Irak’taki gelişmelere de değinen Kurtulmuş, Musul’da şimdiye kadar devam eden operasyonun şeklinin, Türkiye’nin devlet olarak ortaya koyduğu ana çizgilere aykırı olmadığını ifade etti. Kurtulmuş, konuşmasına şöyle devam etti: “Türkiye’nin oradaki tezi, DAEŞ’a karşı mücadelede Musul, kilit şehirlerden birisi.

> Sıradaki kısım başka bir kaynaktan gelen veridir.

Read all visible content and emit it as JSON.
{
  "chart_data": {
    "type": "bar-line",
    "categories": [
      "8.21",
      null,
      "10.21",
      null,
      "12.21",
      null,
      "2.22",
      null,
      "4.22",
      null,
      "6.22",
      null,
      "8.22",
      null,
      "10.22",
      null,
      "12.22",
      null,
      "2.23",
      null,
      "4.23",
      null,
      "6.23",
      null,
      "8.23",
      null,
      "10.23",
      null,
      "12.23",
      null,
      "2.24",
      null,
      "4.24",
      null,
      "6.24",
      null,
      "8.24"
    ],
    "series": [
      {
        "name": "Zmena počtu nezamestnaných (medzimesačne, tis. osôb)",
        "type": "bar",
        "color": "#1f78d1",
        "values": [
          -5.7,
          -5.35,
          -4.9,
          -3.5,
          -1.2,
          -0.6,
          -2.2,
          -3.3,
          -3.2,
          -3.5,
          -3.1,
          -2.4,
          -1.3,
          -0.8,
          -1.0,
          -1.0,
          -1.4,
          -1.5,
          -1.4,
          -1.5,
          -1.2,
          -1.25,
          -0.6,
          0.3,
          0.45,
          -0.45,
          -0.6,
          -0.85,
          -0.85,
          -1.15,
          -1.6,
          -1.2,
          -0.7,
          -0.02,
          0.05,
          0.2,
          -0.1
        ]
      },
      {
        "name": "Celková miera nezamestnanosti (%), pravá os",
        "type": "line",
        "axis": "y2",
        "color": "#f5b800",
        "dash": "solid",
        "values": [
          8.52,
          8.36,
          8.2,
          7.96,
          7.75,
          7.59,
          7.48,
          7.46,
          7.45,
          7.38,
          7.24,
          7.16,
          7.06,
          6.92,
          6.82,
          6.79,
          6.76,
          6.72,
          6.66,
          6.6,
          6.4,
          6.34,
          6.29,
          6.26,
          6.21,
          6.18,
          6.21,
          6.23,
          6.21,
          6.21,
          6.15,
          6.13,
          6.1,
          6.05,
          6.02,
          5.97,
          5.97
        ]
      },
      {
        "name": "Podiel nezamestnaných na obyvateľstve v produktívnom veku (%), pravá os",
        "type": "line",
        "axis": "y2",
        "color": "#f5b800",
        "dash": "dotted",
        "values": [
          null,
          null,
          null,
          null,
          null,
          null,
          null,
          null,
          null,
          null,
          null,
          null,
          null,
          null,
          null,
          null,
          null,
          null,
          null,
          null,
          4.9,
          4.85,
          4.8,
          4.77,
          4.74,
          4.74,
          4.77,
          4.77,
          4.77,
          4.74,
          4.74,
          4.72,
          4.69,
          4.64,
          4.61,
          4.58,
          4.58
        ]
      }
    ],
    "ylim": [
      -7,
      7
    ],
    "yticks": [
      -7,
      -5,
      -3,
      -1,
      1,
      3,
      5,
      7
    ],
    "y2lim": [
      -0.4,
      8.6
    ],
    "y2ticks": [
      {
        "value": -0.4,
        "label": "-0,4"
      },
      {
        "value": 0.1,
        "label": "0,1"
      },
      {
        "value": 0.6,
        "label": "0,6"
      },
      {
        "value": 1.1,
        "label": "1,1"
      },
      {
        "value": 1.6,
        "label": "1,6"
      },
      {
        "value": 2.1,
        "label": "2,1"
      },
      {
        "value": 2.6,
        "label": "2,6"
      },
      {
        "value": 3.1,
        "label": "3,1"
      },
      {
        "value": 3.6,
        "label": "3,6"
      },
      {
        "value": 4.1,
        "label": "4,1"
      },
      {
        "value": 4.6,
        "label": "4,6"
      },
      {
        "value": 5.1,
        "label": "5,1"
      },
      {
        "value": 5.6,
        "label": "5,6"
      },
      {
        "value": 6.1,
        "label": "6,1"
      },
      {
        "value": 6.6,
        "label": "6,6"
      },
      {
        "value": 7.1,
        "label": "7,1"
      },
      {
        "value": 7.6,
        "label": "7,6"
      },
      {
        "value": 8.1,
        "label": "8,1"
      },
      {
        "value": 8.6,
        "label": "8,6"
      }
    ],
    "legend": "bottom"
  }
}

Bunun ötesinde bölgede kalıcı bir barışın sağlanması için Musul’un durumunun bundan sonraki geleceğinin nasıl şekilleneceği çok önemli” değerlendirmesinde bulundu.

Şii milisler değil Haşdi Şabi

Türkiye’nin, kendisine iletilen davet üzerine gittiği Başika’da yerel unsurları eğittiğini söyleyen Kurtulmuş, tamamıyla Musul halkından oluşan birliğin, Ninova muhafızlarının, peşmergenin içerisinde mücadeleye katıldığını ifade etti. Kurtulmuş, Musul’da DAEŞ bahanesiyle çıkarılmak istenen mezhep savaşı projesine de dikkat çekti. Kurtulmuş, DAEŞ’ten temizlenen Musul’a başka bir terör örgütünün sokulmaması gerektiğini dile getirerek, “Sünniler asırlardır var, Türkler, Kürtler, Araplar, diğer bütün diğer unsurlar asırlardır var. Var olmaya da devam edecek. Musul ile ilgili kırmızı çizgilerden birisi de yeni bir mezhep çatışmasının fitilini ateşleyecek gelişmelerden uzak durulmasıdır. DAEŞ bölgeden uzaklaştırılırken, oraya başka hiçbir terör örgütü ya da hiçbir silahlı grup sokulmamalıdır. Bunun çok hayati bir nokta olduğunun altını çizmek isterim” diye konuştu.